XIV.
On a beau dire, en effet, que tout en produisant les biens à l'occasion de la Matière, il ne laisse pas de les avoir créés par choix et volonté, en découvrant ce qu'il y avait de bon dans la Matière, quoique ce soit là encore une honte pour Dieu, toujours est-il que quand il tire les maux de la Matière, même en ne les produisant que malgré lui, il devient l'esclave de la Matière, puisqu'il ne peut les tirer d'une substance mauvaise que malgré lui, car il est bon; par nécessité, car c'est malgré lui; par un acte de servitude, car il obéit à la nécessité. Qu'il ait créé le mal par nécessité ou librement, qu'y a-t-il là de plus honorable? En effet, il Ta créé par nécessité, s'il l'a tiré de la Matière: il l'a produit librement, s'il l'a créé de rien. Vainement donc tu travailles à justifier Dieu du reproche d'avoir créé le mal; dès qu'il l'a tiré de la Matière, le mal sera imputé à celui qui l'a fait, en tant qu'il en a été la cause efficiente. Sans doute, il y a une différence de dire qu'il l'a tiré de quelque part ou qu'il l'a produit de rien. Mais peu importe d'où il l'a tiré, pourvu qu'il l'ait tiré d'où cela était le plus digne de lui? Or, il était plus digne de lui de le créer par un acte de sa volonté plutôt que par un acte de la nécessité, c'est-à-dire de le faire sortir du néant plutôt que de la Matière. Il est plus raisonnable aussi de croire que Dieu a été libre plutôt qu'esclave dans la création du mal: quelle que soit sa puissance, la puissance lui convient plus que la faiblesse.

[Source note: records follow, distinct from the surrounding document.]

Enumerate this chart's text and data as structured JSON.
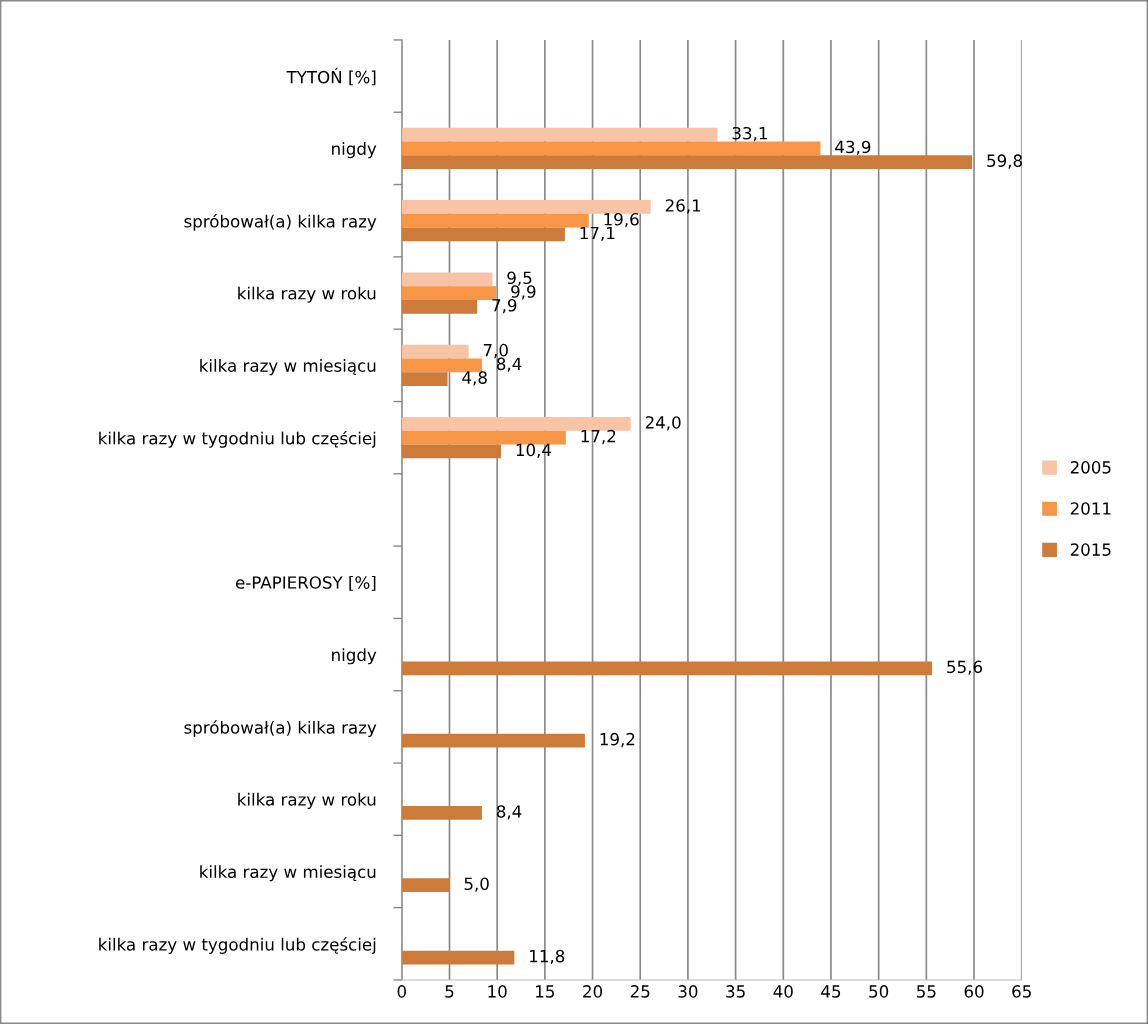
{
  "chart_data": {
    "type": "bar",
    "orientation": "horizontal",
    "categories": [
      "TYTOŃ [%]",
      "nigdy",
      "spróbował(a) kilka razy",
      "kilka razy w roku",
      "kilka razy w miesiącu",
      "kilka razy w tygodniu lub częściej",
      null,
      "e-PAPIEROSY [%]",
      "nigdy",
      "spróbował(a) kilka razy",
      "kilka razy w roku",
      "kilka razy w miesiącu",
      "kilka razy w tygodniu lub częściej"
    ],
    "series": [
      {
        "name": "2005",
        "color": "#f9c3a6",
        "values": [
          null,
          33.1,
          26.1,
          9.5,
          7.0,
          24.0,
          null,
          null,
          null,
          null,
          null,
          null,
          null
        ],
        "value_labels": [
          null,
          "33,1",
          "26,1",
          "9,5",
          "7,0",
          "24,0",
          null,
          null,
          null,
          null,
          null,
          null,
          null
        ]
      },
      {
        "name": "2011",
        "color": "#f79646",
        "values": [
          null,
          43.9,
          19.6,
          9.9,
          8.4,
          17.2,
          null,
          null,
          null,
          null,
          null,
          null,
          null
        ],
        "value_labels": [
          null,
          "43,9",
          "19,6",
          "9,9",
          "8,4",
          "17,2",
          null,
          null,
          null,
          null,
          null,
          null,
          null
        ]
      },
      {
        "name": "2015",
        "color": "#cd7b3b",
        "values": [
          null,
          59.8,
          17.1,
          7.9,
          4.8,
          10.4,
          null,
          null,
          55.6,
          19.2,
          8.4,
          5.0,
          11.8
        ],
        "value_labels": [
          null,
          "59,8",
          "17,1",
          "7,9",
          "4,8",
          "10,4",
          null,
          null,
          "55,6",
          "19,2",
          "8,4",
          "5,0",
          "11,8"
        ]
      }
    ],
    "xlim": [
      0,
      65
    ],
    "xticks": [
      0,
      5,
      10,
      15,
      20,
      25,
      30,
      35,
      40,
      45,
      50,
      55,
      60,
      65
    ],
    "grid": "x",
    "legend": "right"
  }
}
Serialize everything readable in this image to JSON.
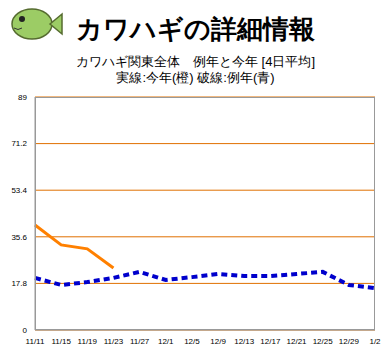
{
  "chart_data": {
    "type": "line",
    "title": "カワハギの詳細情報",
    "subtitle": [
      "カワハギ関東全体　例年と今年 [4日平均]",
      "実線:今年(橙)  破線:例年(青)"
    ],
    "categories": [
      "11/11",
      "11/15",
      "11/19",
      "11/23",
      "11/27",
      "12/1",
      "12/5",
      "12/9",
      "12/13",
      "12/17",
      "12/21",
      "12/25",
      "12/29",
      "1/2"
    ],
    "series": [
      {
        "color": "#ff8000",
        "line_style": "solid",
        "values": [
          40.1,
          32.5,
          31,
          23.7,
          null,
          null,
          null,
          null,
          null,
          null,
          null,
          null,
          null,
          null
        ]
      },
      {
        "color": "#0000cc",
        "line_style": "dashed",
        "values": [
          19.9,
          17.2,
          18.3,
          19.9,
          22.2,
          19.1,
          20.2,
          21.4,
          20.6,
          20.6,
          21.4,
          22.2,
          17.2,
          16
        ]
      }
    ],
    "ylim": [
      0,
      89
    ],
    "yticks": [
      0,
      17.8,
      35.6,
      53.4,
      71.2,
      89
    ],
    "grid": true
  }
}
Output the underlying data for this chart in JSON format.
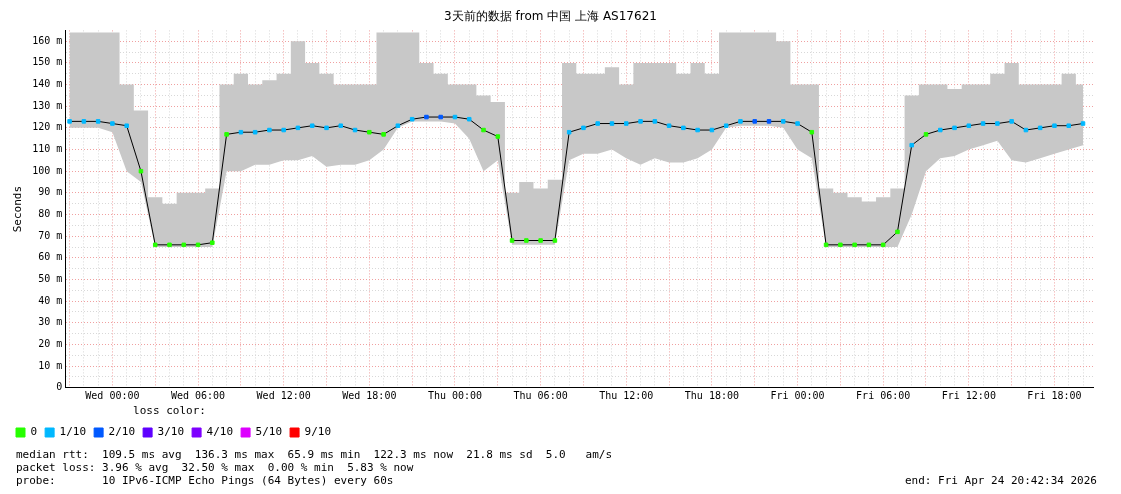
{
  "chart_data": {
    "type": "line",
    "title": "3天前的数据 from 中国 上海 AS17621",
    "ylabel": "Seconds",
    "legend_title": "loss color:",
    "legend": "bottom",
    "grid": true,
    "marker": "square",
    "annotations": [
      "median rtt:  109.5 ms avg  136.3 ms max  65.9 ms min  122.3 ms now  21.8 ms sd  5.0   am/s",
      "packet loss: 3.96 % avg  32.50 % max  0.00 % min  5.83 % now",
      "probe:       10 IPv6-ICMP Echo Pings (64 Bytes) every 60s",
      "end: Fri Apr 24 20:42:34 2026"
    ],
    "xlim": [
      "2026-04-21T20:42",
      "2026-04-24T20:42"
    ],
    "ylim": [
      0,
      165
    ],
    "yticks": [
      0,
      {
        "value": 5,
        "label": null
      },
      {
        "value": 10,
        "label": "10 m"
      },
      {
        "value": 15,
        "label": null
      },
      {
        "value": 20,
        "label": "20 m"
      },
      {
        "value": 25,
        "label": null
      },
      {
        "value": 30,
        "label": "30 m"
      },
      {
        "value": 35,
        "label": null
      },
      {
        "value": 40,
        "label": "40 m"
      },
      {
        "value": 45,
        "label": null
      },
      {
        "value": 50,
        "label": "50 m"
      },
      {
        "value": 55,
        "label": null
      },
      {
        "value": 60,
        "label": "60 m"
      },
      {
        "value": 65,
        "label": null
      },
      {
        "value": 70,
        "label": "70 m"
      },
      {
        "value": 75,
        "label": null
      },
      {
        "value": 80,
        "label": "80 m"
      },
      {
        "value": 85,
        "label": null
      },
      {
        "value": 90,
        "label": "90 m"
      },
      {
        "value": 95,
        "label": null
      },
      {
        "value": 100,
        "label": "100 m"
      },
      {
        "value": 105,
        "label": null
      },
      {
        "value": 110,
        "label": "110 m"
      },
      {
        "value": 115,
        "label": null
      },
      {
        "value": 120,
        "label": "120 m"
      },
      {
        "value": 125,
        "label": null
      },
      {
        "value": 130,
        "label": "130 m"
      },
      {
        "value": 135,
        "label": null
      },
      {
        "value": 140,
        "label": "140 m"
      },
      {
        "value": 145,
        "label": null
      },
      {
        "value": 150,
        "label": "150 m"
      },
      {
        "value": 155,
        "label": null
      },
      {
        "value": 160,
        "label": "160 m"
      }
    ],
    "xticks": [
      {
        "value": "2026-04-21T21:00",
        "label": null
      },
      {
        "value": "2026-04-21T22:00",
        "label": null
      },
      {
        "value": "2026-04-21T23:00",
        "label": null
      },
      {
        "value": "2026-04-22T00:00",
        "label": "Wed 00:00"
      },
      {
        "value": "2026-04-22T01:00",
        "label": null
      },
      {
        "value": "2026-04-22T02:00",
        "label": null
      },
      {
        "value": "2026-04-22T03:00",
        "label": null
      },
      {
        "value": "2026-04-22T04:00",
        "label": null
      },
      {
        "value": "2026-04-22T05:00",
        "label": null
      },
      {
        "value": "2026-04-22T06:00",
        "label": "Wed 06:00"
      },
      {
        "value": "2026-04-22T07:00",
        "label": null
      },
      {
        "value": "2026-04-22T08:00",
        "label": null
      },
      {
        "value": "2026-04-22T09:00",
        "label": null
      },
      {
        "value": "2026-04-22T10:00",
        "label": null
      },
      {
        "value": "2026-04-22T11:00",
        "label": null
      },
      {
        "value": "2026-04-22T12:00",
        "label": "Wed 12:00"
      },
      {
        "value": "2026-04-22T13:00",
        "label": null
      },
      {
        "value": "2026-04-22T14:00",
        "label": null
      },
      {
        "value": "2026-04-22T15:00",
        "label": null
      },
      {
        "value": "2026-04-22T16:00",
        "label": null
      },
      {
        "value": "2026-04-22T17:00",
        "label": null
      },
      {
        "value": "2026-04-22T18:00",
        "label": "Wed 18:00"
      },
      {
        "value": "2026-04-22T19:00",
        "label": null
      },
      {
        "value": "2026-04-22T20:00",
        "label": null
      },
      {
        "value": "2026-04-22T21:00",
        "label": null
      },
      {
        "value": "2026-04-22T22:00",
        "label": null
      },
      {
        "value": "2026-04-22T23:00",
        "label": null
      },
      {
        "value": "2026-04-23T00:00",
        "label": "Thu 00:00"
      },
      {
        "value": "2026-04-23T01:00",
        "label": null
      },
      {
        "value": "2026-04-23T02:00",
        "label": null
      },
      {
        "value": "2026-04-23T03:00",
        "label": null
      },
      {
        "value": "2026-04-23T04:00",
        "label": null
      },
      {
        "value": "2026-04-23T05:00",
        "label": null
      },
      {
        "value": "2026-04-23T06:00",
        "label": "Thu 06:00"
      },
      {
        "value": "2026-04-23T07:00",
        "label": null
      },
      {
        "value": "2026-04-23T08:00",
        "label": null
      },
      {
        "value": "2026-04-23T09:00",
        "label": null
      },
      {
        "value": "2026-04-23T10:00",
        "label": null
      },
      {
        "value": "2026-04-23T11:00",
        "label": null
      },
      {
        "value": "2026-04-23T12:00",
        "label": "Thu 12:00"
      },
      {
        "value": "2026-04-23T13:00",
        "label": null
      },
      {
        "value": "2026-04-23T14:00",
        "label": null
      },
      {
        "value": "2026-04-23T15:00",
        "label": null
      },
      {
        "value": "2026-04-23T16:00",
        "label": null
      },
      {
        "value": "2026-04-23T17:00",
        "label": null
      },
      {
        "value": "2026-04-23T18:00",
        "label": "Thu 18:00"
      },
      {
        "value": "2026-04-23T19:00",
        "label": null
      },
      {
        "value": "2026-04-23T20:00",
        "label": null
      },
      {
        "value": "2026-04-23T21:00",
        "label": null
      },
      {
        "value": "2026-04-23T22:00",
        "label": null
      },
      {
        "value": "2026-04-23T23:00",
        "label": null
      },
      {
        "value": "2026-04-24T00:00",
        "label": "Fri 00:00"
      },
      {
        "value": "2026-04-24T01:00",
        "label": null
      },
      {
        "value": "2026-04-24T02:00",
        "label": null
      },
      {
        "value": "2026-04-24T03:00",
        "label": null
      },
      {
        "value": "2026-04-24T04:00",
        "label": null
      },
      {
        "value": "2026-04-24T05:00",
        "label": null
      },
      {
        "value": "2026-04-24T06:00",
        "label": "Fri 06:00"
      },
      {
        "value": "2026-04-24T07:00",
        "label": null
      },
      {
        "value": "2026-04-24T08:00",
        "label": null
      },
      {
        "value": "2026-04-24T09:00",
        "label": null
      },
      {
        "value": "2026-04-24T10:00",
        "label": null
      },
      {
        "value": "2026-04-24T11:00",
        "label": null
      },
      {
        "value": "2026-04-24T12:00",
        "label": "Fri 12:00"
      },
      {
        "value": "2026-04-24T13:00",
        "label": null
      },
      {
        "value": "2026-04-24T14:00",
        "label": null
      },
      {
        "value": "2026-04-24T15:00",
        "label": null
      },
      {
        "value": "2026-04-24T16:00",
        "label": null
      },
      {
        "value": "2026-04-24T17:00",
        "label": null
      },
      {
        "value": "2026-04-24T18:00",
        "label": "Fri 18:00"
      },
      {
        "value": "2026-04-24T19:00",
        "label": null
      },
      {
        "value": "2026-04-24T20:00",
        "label": null
      }
    ],
    "x": [
      "2026-04-21T21:00",
      "2026-04-21T22:00",
      "2026-04-21T23:00",
      "2026-04-22T00:00",
      "2026-04-22T01:00",
      "2026-04-22T02:00",
      "2026-04-22T03:00",
      "2026-04-22T04:00",
      "2026-04-22T05:00",
      "2026-04-22T06:00",
      "2026-04-22T07:00",
      "2026-04-22T08:00",
      "2026-04-22T09:00",
      "2026-04-22T10:00",
      "2026-04-22T11:00",
      "2026-04-22T12:00",
      "2026-04-22T13:00",
      "2026-04-22T14:00",
      "2026-04-22T15:00",
      "2026-04-22T16:00",
      "2026-04-22T17:00",
      "2026-04-22T18:00",
      "2026-04-22T19:00",
      "2026-04-22T20:00",
      "2026-04-22T21:00",
      "2026-04-22T22:00",
      "2026-04-22T23:00",
      "2026-04-23T00:00",
      "2026-04-23T01:00",
      "2026-04-23T02:00",
      "2026-04-23T03:00",
      "2026-04-23T04:00",
      "2026-04-23T05:00",
      "2026-04-23T06:00",
      "2026-04-23T07:00",
      "2026-04-23T08:00",
      "2026-04-23T09:00",
      "2026-04-23T10:00",
      "2026-04-23T11:00",
      "2026-04-23T12:00",
      "2026-04-23T13:00",
      "2026-04-23T14:00",
      "2026-04-23T15:00",
      "2026-04-23T16:00",
      "2026-04-23T17:00",
      "2026-04-23T18:00",
      "2026-04-23T19:00",
      "2026-04-23T20:00",
      "2026-04-23T21:00",
      "2026-04-23T22:00",
      "2026-04-23T23:00",
      "2026-04-24T00:00",
      "2026-04-24T01:00",
      "2026-04-24T02:00",
      "2026-04-24T03:00",
      "2026-04-24T04:00",
      "2026-04-24T05:00",
      "2026-04-24T06:00",
      "2026-04-24T07:00",
      "2026-04-24T08:00",
      "2026-04-24T09:00",
      "2026-04-24T10:00",
      "2026-04-24T11:00",
      "2026-04-24T12:00",
      "2026-04-24T13:00",
      "2026-04-24T14:00",
      "2026-04-24T15:00",
      "2026-04-24T16:00",
      "2026-04-24T17:00",
      "2026-04-24T18:00",
      "2026-04-24T19:00",
      "2026-04-24T20:00"
    ],
    "series": [
      {
        "color": "#000000",
        "marker": "none",
        "values": [
          123,
          123,
          123,
          122,
          121,
          100,
          66,
          66,
          66,
          66,
          67,
          117,
          118,
          118,
          119,
          119,
          120,
          121,
          120,
          121,
          119,
          118,
          117,
          121,
          124,
          125,
          125,
          125,
          124,
          119,
          116,
          68,
          68,
          68,
          68,
          118,
          120,
          122,
          122,
          122,
          123,
          123,
          121,
          120,
          119,
          119,
          121,
          123,
          123,
          123,
          123,
          122,
          118,
          66,
          66,
          66,
          66,
          66,
          72,
          112,
          117,
          119,
          120,
          121,
          122,
          122,
          123,
          119,
          120,
          121,
          121,
          122
        ],
        "upper": [
          164,
          164,
          164,
          164,
          140,
          128,
          88,
          85,
          90,
          90,
          92,
          140,
          145,
          140,
          142,
          145,
          160,
          150,
          145,
          140,
          140,
          140,
          164,
          164,
          164,
          150,
          145,
          140,
          140,
          135,
          132,
          90,
          95,
          92,
          96,
          150,
          145,
          145,
          148,
          140,
          150,
          150,
          150,
          145,
          150,
          145,
          164,
          164,
          164,
          164,
          160,
          140,
          140,
          92,
          90,
          88,
          86,
          88,
          92,
          135,
          140,
          140,
          138,
          140,
          140,
          145,
          150,
          140,
          140,
          140,
          145,
          140
        ],
        "lower": [
          120,
          120,
          120,
          118,
          100,
          95,
          65,
          65,
          65,
          65,
          65,
          100,
          100,
          103,
          103,
          105,
          105,
          107,
          102,
          103,
          103,
          105,
          110,
          120,
          123,
          123,
          123,
          122,
          115,
          100,
          105,
          66,
          66,
          66,
          66,
          105,
          108,
          108,
          110,
          106,
          103,
          106,
          104,
          104,
          106,
          110,
          120,
          121,
          121,
          121,
          120,
          110,
          106,
          65,
          65,
          65,
          65,
          65,
          65,
          80,
          100,
          106,
          107,
          110,
          112,
          114,
          105,
          104,
          106,
          108,
          110,
          112
        ]
      },
      {
        "type": "scatter",
        "name": "0",
        "color": "#26ff00",
        "values": [
          null,
          null,
          null,
          null,
          null,
          100,
          66,
          66,
          66,
          66,
          67,
          117,
          null,
          null,
          null,
          null,
          null,
          null,
          null,
          null,
          null,
          118,
          117,
          null,
          null,
          null,
          null,
          null,
          null,
          119,
          116,
          68,
          68,
          68,
          68,
          null,
          null,
          null,
          null,
          null,
          null,
          null,
          null,
          null,
          null,
          null,
          null,
          null,
          null,
          null,
          null,
          null,
          118,
          66,
          66,
          66,
          66,
          66,
          72,
          null,
          117,
          null,
          null,
          null,
          null,
          null,
          null,
          null,
          null,
          null,
          null,
          null
        ]
      },
      {
        "type": "scatter",
        "name": "1/10",
        "color": "#00b8ff",
        "values": [
          123,
          123,
          123,
          122,
          121,
          null,
          null,
          null,
          null,
          null,
          null,
          null,
          118,
          118,
          119,
          119,
          120,
          121,
          120,
          121,
          119,
          null,
          null,
          121,
          124,
          null,
          null,
          125,
          124,
          null,
          null,
          null,
          null,
          null,
          null,
          118,
          120,
          122,
          122,
          122,
          123,
          123,
          121,
          120,
          119,
          119,
          121,
          123,
          null,
          null,
          123,
          122,
          null,
          null,
          null,
          null,
          null,
          null,
          null,
          112,
          null,
          119,
          120,
          121,
          122,
          122,
          123,
          119,
          120,
          121,
          121,
          122
        ]
      },
      {
        "type": "scatter",
        "name": "2/10",
        "color": "#0059ff",
        "values": [
          null,
          null,
          null,
          null,
          null,
          null,
          null,
          null,
          null,
          null,
          null,
          null,
          null,
          null,
          null,
          null,
          null,
          null,
          null,
          null,
          null,
          null,
          null,
          null,
          null,
          125,
          125,
          null,
          null,
          null,
          null,
          null,
          null,
          null,
          null,
          null,
          null,
          null,
          null,
          null,
          null,
          null,
          null,
          null,
          null,
          null,
          null,
          null,
          123,
          123,
          null,
          null,
          null,
          null,
          null,
          null,
          null,
          null,
          null,
          null,
          null,
          null,
          null,
          null,
          null,
          null,
          null,
          null,
          null,
          null,
          null,
          null
        ]
      },
      {
        "type": "scatter",
        "name": "3/10",
        "color": "#5e00ff",
        "values": [
          null,
          null,
          null,
          null,
          null,
          null,
          null,
          null,
          null,
          null,
          null,
          null,
          null,
          null,
          null,
          null,
          null,
          null,
          null,
          null,
          null,
          null,
          null,
          null,
          null,
          null,
          null,
          null,
          null,
          null,
          null,
          null,
          null,
          null,
          null,
          null,
          null,
          null,
          null,
          null,
          null,
          null,
          null,
          null,
          null,
          null,
          null,
          null,
          null,
          null,
          null,
          null,
          null,
          null,
          null,
          null,
          null,
          null,
          null,
          null,
          null,
          null,
          null,
          null,
          null,
          null,
          null,
          null,
          null,
          null,
          null,
          null
        ]
      },
      {
        "type": "scatter",
        "name": "4/10",
        "color": "#7e00ff",
        "values": [
          null,
          null,
          null,
          null,
          null,
          null,
          null,
          null,
          null,
          null,
          null,
          null,
          null,
          null,
          null,
          null,
          null,
          null,
          null,
          null,
          null,
          null,
          null,
          null,
          null,
          null,
          null,
          null,
          null,
          null,
          null,
          null,
          null,
          null,
          null,
          null,
          null,
          null,
          null,
          null,
          null,
          null,
          null,
          null,
          null,
          null,
          null,
          null,
          null,
          null,
          null,
          null,
          null,
          null,
          null,
          null,
          null,
          null,
          null,
          null,
          null,
          null,
          null,
          null,
          null,
          null,
          null,
          null,
          null,
          null,
          null,
          null
        ]
      },
      {
        "type": "scatter",
        "name": "5/10",
        "color": "#dd00ff",
        "values": [
          null,
          null,
          null,
          null,
          null,
          null,
          null,
          null,
          null,
          null,
          null,
          null,
          null,
          null,
          null,
          null,
          null,
          null,
          null,
          null,
          null,
          null,
          null,
          null,
          null,
          null,
          null,
          null,
          null,
          null,
          null,
          null,
          null,
          null,
          null,
          null,
          null,
          null,
          null,
          null,
          null,
          null,
          null,
          null,
          null,
          null,
          null,
          null,
          null,
          null,
          null,
          null,
          null,
          null,
          null,
          null,
          null,
          null,
          null,
          null,
          null,
          null,
          null,
          null,
          null,
          null,
          null,
          null,
          null,
          null,
          null,
          null
        ]
      },
      {
        "type": "scatter",
        "name": "9/10",
        "color": "#ff0000",
        "values": [
          null,
          null,
          null,
          null,
          null,
          null,
          null,
          null,
          null,
          null,
          null,
          null,
          null,
          null,
          null,
          null,
          null,
          null,
          null,
          null,
          null,
          null,
          null,
          null,
          null,
          null,
          null,
          null,
          null,
          null,
          null,
          null,
          null,
          null,
          null,
          null,
          null,
          null,
          null,
          null,
          null,
          null,
          null,
          null,
          null,
          null,
          null,
          null,
          null,
          null,
          null,
          null,
          null,
          null,
          null,
          null,
          null,
          null,
          null,
          null,
          null,
          null,
          null,
          null,
          null,
          null,
          null,
          null,
          null,
          null,
          null,
          null
        ]
      }
    ]
  }
}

Mais si nous accordons, d'une part, que la Matière ne renfermait en elle rien de bon, de l'autre, que Dieu a produit par sa propre vertu tout ce qu'il a produit de bon, il va s'élever encore d'autres difficultés. D'abord, si nulle espèce de bien ne se trouvait dans la Matière, le bien n'est donc pas sorti de la Matière, puisque la Matière n'en possédait aucun germe. En second lieu, s'il n'est pas sorti de là Matière, il est donc sorti de Dieu. S'il n'est pas sorti de Dieu, il est donc sorti du néant. D'après le système d'Hermogène, il n'y a plus que cela.